Значит, всё. Вот я умер. Ну и пусть. А как еще могло случиться, что еще со мной могло быть? Ранение, наверное, слепое. Я глухой, ранение слепое. «Сам Сатана, Сатана-а-а!»
Тогда я стал вспоминать.
Сатана-а-а-а. Да-а-а, это я, да, мое имя Орландина. Поцеловать рукав от платья. Ну же! Приди в мои объятья.
Мы выпивали большой компанией и пели песни. Незадолго до того, как закончился прежний мир. Я помнил тот вечер: было ощущение, что существование каждой мелочи именно на этом месте лежащей чайной ложки, именно здесь стоящего книжного шкафа может оборваться. Любая встреча тогда казалась последней и, как выяснилось совсем скоро, такой и была. В те времена все говорили: «Живи здесь и сейчас». Но никто не предупреждал: это значит, что все происходит в последний раз.
Прямо вижу: еще все сидим и поем под гитару «Орландину», «Самый быстрый самолет» и «Ах, как бы хотелось, хотелось бы мне», я выхожу со светлой террасы в темноту и шлепаю по траве к деревьям, чтобы пописать. Еще слышно, как Лева поет, но идет дождь, и дождь скрадывает голоса. Я возвращаюсь и вижу: кто-то уехал, кто-то умер, кто-то стал другим. Не совсем так, конечно, но почти: вышел на минуту поссать, а вернулся в журнал «Корея».
И вот теперь я свернул за угол, и в меня попала пуля. Почему так нелепо? Я думал, что на поиск смысла жизни у меня есть годы. А получается, в запасе доли секунды.
Сейчас я умру. А со мной вместе умрут все те, кого я знал, все слова, все звуки и знаки. Кому достанется мой аппарат для уха, что станет с зайцем, куда денут письма? Перечисляя это, я с удивлением вижу, что жалеть мне особенно не о чем. Я вел полумертвую жизнь, в которой все дни слились в один замерзший суп. Единственное, о чем жалею: я не был влюблен. Все опыты и попытки не идут в счет, всё не то. Вот, что помешало мне стать кем следовало: для этого надо быть влюбленным. Кем ты хочешь быть, когда вырастешь? Нет правильного ответа, только такой: я стану влюбленным. Любовь меняет обычные правила времени, вскрывает их смехотворность. Создает остров Небывалый. И в новых прежде небывалых временных промежутках дает сделать что-то живое.

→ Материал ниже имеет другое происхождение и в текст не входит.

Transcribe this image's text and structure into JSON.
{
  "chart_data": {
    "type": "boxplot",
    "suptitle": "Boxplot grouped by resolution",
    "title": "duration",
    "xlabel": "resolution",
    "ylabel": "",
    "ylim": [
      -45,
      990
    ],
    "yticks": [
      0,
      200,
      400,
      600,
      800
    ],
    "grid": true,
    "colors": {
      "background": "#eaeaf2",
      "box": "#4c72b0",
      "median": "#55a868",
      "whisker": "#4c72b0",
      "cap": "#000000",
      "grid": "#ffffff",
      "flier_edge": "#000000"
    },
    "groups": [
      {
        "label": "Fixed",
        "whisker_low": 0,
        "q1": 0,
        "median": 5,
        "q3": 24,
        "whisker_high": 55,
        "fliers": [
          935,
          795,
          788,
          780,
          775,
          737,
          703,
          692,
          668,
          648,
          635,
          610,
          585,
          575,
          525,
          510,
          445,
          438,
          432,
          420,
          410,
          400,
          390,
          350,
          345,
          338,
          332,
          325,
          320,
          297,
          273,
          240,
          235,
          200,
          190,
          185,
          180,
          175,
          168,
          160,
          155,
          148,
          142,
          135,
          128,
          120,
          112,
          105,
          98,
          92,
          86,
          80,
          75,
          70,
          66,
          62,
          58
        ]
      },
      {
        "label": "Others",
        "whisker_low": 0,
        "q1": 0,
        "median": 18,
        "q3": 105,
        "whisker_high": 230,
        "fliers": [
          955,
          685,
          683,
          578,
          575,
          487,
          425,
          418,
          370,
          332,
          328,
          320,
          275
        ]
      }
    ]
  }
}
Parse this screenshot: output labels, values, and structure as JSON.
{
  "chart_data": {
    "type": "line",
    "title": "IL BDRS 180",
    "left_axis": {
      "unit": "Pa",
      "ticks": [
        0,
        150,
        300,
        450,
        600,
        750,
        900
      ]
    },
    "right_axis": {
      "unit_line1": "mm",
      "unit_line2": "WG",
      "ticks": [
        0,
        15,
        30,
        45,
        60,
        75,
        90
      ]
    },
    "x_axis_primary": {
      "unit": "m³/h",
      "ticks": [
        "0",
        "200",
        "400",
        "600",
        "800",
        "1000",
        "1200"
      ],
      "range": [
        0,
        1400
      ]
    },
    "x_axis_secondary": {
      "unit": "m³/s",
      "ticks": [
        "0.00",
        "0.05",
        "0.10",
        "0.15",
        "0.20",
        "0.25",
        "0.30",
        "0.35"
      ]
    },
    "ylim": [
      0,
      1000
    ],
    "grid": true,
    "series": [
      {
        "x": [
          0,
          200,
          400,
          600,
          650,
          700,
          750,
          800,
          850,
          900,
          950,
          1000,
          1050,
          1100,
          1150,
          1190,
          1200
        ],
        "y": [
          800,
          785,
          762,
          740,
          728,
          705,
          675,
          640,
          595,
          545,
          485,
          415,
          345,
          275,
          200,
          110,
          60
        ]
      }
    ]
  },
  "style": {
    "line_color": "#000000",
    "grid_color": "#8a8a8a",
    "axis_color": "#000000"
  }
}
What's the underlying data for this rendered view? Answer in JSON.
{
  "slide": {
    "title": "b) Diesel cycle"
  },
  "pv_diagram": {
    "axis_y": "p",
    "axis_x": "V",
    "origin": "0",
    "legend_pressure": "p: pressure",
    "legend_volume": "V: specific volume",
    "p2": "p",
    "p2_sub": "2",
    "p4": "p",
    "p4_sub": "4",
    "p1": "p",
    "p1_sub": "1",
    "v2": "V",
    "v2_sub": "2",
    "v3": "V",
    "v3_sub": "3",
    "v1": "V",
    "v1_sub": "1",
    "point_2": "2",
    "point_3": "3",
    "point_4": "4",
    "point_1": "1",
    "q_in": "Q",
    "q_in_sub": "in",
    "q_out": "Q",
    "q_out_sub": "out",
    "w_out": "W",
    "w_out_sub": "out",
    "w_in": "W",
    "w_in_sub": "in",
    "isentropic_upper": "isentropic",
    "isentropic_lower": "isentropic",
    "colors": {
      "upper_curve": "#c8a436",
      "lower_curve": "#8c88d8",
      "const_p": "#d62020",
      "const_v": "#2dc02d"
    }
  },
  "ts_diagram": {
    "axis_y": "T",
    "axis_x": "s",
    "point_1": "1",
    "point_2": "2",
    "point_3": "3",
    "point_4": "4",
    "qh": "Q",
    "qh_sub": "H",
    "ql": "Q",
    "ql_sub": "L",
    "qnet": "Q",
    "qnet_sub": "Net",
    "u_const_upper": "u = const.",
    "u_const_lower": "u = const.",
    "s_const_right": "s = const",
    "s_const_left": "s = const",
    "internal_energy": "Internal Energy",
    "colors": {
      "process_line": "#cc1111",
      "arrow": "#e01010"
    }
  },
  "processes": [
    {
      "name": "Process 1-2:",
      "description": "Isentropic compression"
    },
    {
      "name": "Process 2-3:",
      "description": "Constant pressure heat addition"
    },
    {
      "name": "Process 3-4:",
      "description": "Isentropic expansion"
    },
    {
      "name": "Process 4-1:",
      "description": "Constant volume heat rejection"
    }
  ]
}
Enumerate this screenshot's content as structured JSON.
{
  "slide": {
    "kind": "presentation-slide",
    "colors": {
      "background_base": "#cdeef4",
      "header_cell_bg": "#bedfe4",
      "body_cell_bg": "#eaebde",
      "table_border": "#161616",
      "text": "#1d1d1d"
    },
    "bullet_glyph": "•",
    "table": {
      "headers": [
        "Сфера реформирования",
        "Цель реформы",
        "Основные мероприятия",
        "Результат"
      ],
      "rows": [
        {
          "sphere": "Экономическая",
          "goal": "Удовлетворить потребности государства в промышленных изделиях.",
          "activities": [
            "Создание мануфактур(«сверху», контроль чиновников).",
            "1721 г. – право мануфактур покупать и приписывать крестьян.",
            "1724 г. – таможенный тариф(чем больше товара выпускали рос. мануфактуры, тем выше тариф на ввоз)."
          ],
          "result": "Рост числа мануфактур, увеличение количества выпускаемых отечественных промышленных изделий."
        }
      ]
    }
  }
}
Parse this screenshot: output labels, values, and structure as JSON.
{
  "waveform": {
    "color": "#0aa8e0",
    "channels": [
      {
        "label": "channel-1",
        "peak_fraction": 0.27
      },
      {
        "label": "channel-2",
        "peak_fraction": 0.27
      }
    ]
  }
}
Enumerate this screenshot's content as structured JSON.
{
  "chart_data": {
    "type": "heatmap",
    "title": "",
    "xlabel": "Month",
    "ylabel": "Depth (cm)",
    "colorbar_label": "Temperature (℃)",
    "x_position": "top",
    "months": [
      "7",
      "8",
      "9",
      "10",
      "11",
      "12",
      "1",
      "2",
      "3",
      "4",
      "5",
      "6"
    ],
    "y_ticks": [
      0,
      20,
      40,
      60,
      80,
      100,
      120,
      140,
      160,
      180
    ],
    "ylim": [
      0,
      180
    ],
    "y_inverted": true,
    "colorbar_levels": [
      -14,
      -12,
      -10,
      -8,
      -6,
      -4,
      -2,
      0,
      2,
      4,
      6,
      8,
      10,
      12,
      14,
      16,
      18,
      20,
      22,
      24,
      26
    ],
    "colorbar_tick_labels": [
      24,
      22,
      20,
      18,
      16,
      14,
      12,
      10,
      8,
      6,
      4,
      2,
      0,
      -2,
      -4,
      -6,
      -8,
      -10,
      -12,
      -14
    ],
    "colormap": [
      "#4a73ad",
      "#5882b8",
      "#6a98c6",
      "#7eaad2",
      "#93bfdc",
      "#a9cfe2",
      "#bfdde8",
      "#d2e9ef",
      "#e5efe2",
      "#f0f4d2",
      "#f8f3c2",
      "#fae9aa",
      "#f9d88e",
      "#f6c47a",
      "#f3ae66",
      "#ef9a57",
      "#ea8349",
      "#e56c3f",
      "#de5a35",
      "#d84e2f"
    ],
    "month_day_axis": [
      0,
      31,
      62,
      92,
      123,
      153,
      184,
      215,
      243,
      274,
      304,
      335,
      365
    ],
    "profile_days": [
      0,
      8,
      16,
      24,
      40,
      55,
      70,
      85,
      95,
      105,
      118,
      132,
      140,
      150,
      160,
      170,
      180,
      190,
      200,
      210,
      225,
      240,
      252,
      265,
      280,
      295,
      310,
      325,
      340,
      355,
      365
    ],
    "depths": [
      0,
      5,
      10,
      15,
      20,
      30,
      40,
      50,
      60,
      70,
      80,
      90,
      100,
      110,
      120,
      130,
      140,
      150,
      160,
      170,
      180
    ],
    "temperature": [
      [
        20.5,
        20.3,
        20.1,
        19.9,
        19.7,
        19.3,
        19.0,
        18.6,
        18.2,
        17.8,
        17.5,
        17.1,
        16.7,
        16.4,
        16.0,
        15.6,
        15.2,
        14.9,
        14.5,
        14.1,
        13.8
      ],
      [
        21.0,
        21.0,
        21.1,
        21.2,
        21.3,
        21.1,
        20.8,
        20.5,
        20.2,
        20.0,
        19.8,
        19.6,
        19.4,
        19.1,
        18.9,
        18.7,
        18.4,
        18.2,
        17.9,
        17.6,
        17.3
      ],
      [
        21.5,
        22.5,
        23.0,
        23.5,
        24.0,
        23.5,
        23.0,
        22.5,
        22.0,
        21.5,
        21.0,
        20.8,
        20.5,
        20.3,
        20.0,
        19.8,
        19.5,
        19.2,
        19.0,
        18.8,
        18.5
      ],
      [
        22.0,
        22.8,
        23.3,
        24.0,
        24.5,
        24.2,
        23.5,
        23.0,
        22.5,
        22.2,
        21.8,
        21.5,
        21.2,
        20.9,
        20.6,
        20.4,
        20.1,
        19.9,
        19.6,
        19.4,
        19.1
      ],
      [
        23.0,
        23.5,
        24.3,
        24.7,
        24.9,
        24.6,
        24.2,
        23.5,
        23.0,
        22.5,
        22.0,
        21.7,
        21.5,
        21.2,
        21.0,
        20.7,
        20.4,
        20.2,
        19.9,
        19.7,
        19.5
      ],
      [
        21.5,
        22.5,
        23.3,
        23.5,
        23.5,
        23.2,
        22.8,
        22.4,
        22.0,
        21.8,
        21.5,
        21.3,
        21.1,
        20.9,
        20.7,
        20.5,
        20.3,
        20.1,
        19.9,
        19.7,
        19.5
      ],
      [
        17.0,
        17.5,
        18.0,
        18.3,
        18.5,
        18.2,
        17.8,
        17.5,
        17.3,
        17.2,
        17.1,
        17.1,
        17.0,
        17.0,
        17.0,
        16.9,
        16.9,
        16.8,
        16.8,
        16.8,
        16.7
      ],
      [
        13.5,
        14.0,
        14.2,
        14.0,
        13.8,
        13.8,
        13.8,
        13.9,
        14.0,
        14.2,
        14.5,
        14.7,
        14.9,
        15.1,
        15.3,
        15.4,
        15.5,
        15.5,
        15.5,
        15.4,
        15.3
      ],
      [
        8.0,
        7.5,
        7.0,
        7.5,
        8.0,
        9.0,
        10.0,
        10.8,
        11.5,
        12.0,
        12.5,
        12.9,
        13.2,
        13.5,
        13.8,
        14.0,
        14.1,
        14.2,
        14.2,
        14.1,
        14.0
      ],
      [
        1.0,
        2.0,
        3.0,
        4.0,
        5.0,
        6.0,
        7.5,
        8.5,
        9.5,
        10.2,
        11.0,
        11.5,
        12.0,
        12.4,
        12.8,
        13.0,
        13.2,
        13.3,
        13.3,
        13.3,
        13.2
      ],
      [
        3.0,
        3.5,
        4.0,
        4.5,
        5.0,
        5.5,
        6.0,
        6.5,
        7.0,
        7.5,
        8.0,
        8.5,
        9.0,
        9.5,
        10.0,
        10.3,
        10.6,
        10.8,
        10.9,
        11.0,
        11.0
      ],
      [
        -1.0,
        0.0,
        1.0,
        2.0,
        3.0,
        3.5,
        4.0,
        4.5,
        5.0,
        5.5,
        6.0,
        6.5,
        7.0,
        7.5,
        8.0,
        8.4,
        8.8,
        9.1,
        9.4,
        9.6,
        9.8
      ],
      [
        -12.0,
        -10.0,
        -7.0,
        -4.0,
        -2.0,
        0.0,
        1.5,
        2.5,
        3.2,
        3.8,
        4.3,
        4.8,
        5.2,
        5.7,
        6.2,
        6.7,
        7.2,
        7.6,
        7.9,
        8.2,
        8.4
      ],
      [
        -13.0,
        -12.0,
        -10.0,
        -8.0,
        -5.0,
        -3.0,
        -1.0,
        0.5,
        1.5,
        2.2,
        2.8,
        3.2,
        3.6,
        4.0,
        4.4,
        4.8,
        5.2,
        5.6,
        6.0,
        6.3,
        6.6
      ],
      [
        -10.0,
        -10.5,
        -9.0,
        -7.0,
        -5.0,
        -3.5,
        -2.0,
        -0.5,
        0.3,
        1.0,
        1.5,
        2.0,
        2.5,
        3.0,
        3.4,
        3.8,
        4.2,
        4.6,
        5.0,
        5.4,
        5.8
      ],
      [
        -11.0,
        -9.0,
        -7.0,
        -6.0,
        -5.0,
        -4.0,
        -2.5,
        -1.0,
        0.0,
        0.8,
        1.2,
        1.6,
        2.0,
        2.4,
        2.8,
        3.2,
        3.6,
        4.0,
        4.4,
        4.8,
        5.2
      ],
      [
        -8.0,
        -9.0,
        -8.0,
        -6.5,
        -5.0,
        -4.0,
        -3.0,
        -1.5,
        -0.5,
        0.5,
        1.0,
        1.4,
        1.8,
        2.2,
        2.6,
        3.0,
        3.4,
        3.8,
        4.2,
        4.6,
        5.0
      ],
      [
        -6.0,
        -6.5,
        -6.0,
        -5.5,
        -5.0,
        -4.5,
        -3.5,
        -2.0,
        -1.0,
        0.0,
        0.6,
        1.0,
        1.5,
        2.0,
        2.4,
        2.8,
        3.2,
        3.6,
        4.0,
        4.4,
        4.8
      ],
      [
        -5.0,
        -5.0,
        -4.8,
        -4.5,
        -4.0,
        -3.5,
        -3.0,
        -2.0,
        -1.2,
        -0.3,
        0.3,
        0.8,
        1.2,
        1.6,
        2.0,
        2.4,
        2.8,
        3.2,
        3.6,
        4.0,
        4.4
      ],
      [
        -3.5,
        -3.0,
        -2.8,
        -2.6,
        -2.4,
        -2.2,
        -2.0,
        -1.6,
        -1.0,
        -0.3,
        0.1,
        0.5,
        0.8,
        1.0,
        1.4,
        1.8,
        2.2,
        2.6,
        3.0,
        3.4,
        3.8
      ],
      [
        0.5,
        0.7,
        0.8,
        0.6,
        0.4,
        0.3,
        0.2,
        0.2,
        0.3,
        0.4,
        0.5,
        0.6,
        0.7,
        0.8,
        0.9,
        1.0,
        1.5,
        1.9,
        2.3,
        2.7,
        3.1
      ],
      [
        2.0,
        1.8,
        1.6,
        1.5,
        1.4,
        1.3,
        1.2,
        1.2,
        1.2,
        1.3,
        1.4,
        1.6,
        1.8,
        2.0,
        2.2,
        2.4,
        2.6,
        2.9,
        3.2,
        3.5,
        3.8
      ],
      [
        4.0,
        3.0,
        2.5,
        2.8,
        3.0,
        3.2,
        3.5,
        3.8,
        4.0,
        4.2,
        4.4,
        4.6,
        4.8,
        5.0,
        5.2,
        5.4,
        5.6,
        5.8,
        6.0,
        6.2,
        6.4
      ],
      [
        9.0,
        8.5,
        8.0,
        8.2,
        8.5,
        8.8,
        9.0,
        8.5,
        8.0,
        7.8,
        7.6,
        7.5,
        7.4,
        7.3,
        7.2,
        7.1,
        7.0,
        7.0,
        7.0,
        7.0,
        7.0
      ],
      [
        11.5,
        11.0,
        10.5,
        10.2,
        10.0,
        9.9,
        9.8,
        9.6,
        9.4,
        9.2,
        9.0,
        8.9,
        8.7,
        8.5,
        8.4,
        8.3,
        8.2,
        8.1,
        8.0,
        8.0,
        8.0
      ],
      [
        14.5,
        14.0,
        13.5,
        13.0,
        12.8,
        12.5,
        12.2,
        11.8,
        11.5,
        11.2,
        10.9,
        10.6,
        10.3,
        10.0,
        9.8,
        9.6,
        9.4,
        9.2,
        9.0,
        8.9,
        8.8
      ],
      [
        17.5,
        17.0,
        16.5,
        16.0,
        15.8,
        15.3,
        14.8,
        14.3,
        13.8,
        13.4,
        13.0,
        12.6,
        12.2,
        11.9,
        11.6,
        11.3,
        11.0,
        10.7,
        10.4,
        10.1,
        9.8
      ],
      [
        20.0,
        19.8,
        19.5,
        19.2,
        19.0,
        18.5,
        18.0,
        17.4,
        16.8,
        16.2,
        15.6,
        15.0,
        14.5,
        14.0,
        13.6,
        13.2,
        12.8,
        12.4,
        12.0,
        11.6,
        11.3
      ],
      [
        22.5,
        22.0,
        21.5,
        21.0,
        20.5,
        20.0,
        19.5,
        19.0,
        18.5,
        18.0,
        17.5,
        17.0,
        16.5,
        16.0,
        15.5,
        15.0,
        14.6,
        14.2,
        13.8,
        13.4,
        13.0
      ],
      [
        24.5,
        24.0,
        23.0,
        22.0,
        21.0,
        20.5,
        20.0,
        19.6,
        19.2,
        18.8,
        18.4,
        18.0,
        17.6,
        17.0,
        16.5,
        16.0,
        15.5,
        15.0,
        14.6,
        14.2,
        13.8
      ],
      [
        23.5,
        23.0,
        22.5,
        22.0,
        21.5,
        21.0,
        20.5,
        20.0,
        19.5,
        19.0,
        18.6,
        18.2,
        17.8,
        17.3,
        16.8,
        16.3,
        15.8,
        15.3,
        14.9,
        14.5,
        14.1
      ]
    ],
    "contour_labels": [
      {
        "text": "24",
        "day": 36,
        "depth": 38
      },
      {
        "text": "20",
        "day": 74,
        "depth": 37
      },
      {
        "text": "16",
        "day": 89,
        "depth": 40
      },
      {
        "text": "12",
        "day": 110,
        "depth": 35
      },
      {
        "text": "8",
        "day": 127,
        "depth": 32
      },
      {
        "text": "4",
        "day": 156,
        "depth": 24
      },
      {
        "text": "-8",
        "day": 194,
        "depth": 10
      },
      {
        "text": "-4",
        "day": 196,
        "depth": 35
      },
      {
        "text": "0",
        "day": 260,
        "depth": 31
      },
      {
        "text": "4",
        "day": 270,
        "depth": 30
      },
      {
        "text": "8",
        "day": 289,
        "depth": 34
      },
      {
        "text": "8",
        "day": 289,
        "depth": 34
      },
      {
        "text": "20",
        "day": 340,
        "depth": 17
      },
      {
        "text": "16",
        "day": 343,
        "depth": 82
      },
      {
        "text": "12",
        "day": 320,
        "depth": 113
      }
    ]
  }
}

Когда я страдал от того, что умер кто-то мне дорогой, я страдал от того, что начиналось скучание. По тому, чего теперь не будет, что станет неслучившимся: по шутке, объятию, приветствию, взгляду того человека на дерево или на собаку. Сейчас, когда умираю я, мне жаль, что не по чему во мне скучать. А надо, чтобы и моя жизнь чем-то сделалась. Воплотилась во что-то. Надо было сделаться влюбленным и действовать соответствующе. Например, смотреть на дерево.
Я как будто вышел из самого себя: стал глазеть на себя со стороны. Точнее, сверху, как на страницу с персидской миниатюрой. Вот эта картинка: темный вечер, качаются деревья, на них сидят птицы разноцветных оперений, посреди изумрудной улицы среди цветов лежит мальчик, раненный пулей в сердце, дальше сад, живущий в ожидании вселенской победы. К мальчику подлетает мотылек и почему-то басом спрашивает его: «Что заставило вас измениться? Чей-то совет? Собака? Случайная музыка? Или внутренняя перемена, непостижимая, как небо над головой и ветер в овраге?» А мальчик молчит, и над ним ходят лилии. И говорят: «Смотри на нас, мы полевые лилии, смотри, как мы растем не трудимся, не прядем, ведь завтрашний день сам будет заботиться о себе».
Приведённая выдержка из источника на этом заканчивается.